Texas Dept. of Insurance warns that since COVID-19 vaccinations are slowly becoming available, scams are already here. Here is what to watch out for to avoid becoming a victim. If you get a call, text, email or even someone knocking on your door claiming they can get you the vaccine, do not respond. That is a scam, you cannot pay to get early access to a vaccine and you cannot buy a COVID-19 vaccination through the mail, online, or in stores. Do not respond to text messages about COVID-19 from people you do not know. Clicking on links in messages could download malware to your phone or let criminals know they have found a target. No one from a vaccine distribution site or insurance company will call to ask for your Social Security number or your credit card or bank account information to sign you up for a vaccine.
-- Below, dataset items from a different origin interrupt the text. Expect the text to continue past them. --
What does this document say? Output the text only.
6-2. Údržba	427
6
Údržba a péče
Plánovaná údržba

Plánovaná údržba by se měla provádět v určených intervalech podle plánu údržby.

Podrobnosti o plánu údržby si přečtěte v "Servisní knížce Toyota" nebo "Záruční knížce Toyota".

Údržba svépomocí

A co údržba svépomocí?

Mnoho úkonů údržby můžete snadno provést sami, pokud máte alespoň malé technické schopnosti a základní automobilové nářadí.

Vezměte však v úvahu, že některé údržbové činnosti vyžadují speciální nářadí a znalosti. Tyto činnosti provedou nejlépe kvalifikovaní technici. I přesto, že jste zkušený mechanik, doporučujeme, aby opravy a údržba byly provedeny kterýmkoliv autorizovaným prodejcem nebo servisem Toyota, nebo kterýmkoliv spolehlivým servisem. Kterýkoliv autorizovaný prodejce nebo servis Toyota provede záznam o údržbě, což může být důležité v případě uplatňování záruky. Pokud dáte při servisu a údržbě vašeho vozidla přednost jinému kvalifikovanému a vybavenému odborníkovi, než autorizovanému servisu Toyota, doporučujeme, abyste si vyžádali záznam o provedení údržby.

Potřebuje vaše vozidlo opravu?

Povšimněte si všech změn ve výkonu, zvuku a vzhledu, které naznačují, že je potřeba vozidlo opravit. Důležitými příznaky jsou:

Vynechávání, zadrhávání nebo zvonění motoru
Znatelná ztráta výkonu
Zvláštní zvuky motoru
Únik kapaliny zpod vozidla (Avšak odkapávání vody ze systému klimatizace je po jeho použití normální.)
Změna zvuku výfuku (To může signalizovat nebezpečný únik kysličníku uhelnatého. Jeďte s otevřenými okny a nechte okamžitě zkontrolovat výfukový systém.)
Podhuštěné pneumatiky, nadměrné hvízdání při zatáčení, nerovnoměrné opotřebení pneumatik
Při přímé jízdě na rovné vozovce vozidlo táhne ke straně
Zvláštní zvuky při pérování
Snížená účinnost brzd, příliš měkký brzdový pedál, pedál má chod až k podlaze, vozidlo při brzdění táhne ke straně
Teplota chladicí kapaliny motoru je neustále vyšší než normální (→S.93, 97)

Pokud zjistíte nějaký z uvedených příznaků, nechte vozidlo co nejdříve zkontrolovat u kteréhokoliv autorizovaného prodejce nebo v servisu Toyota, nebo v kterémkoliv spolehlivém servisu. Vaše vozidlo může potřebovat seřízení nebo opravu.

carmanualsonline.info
Medicare will not call beneficiaries to offer COVID-19 related products, services, or benefit review. Some scammers pretend to be COVID-19 contact tracers. Legitimate contact tracers will never ask for your Medicare number, financial information, or try to set up a COVID-19 test for you and get payment information. Beware of anyone offering other products, treatments, or medicines to prevent the virus. Always check with your doctor before paying for or getting any COVID-19-related treatment.
If you suspect fraud, report it to the Texas Attorney General Consumer Protection Hotline at 1-800-621-0508. For information on when vaccinations will be available, visit the Texas Department of State Health Services website.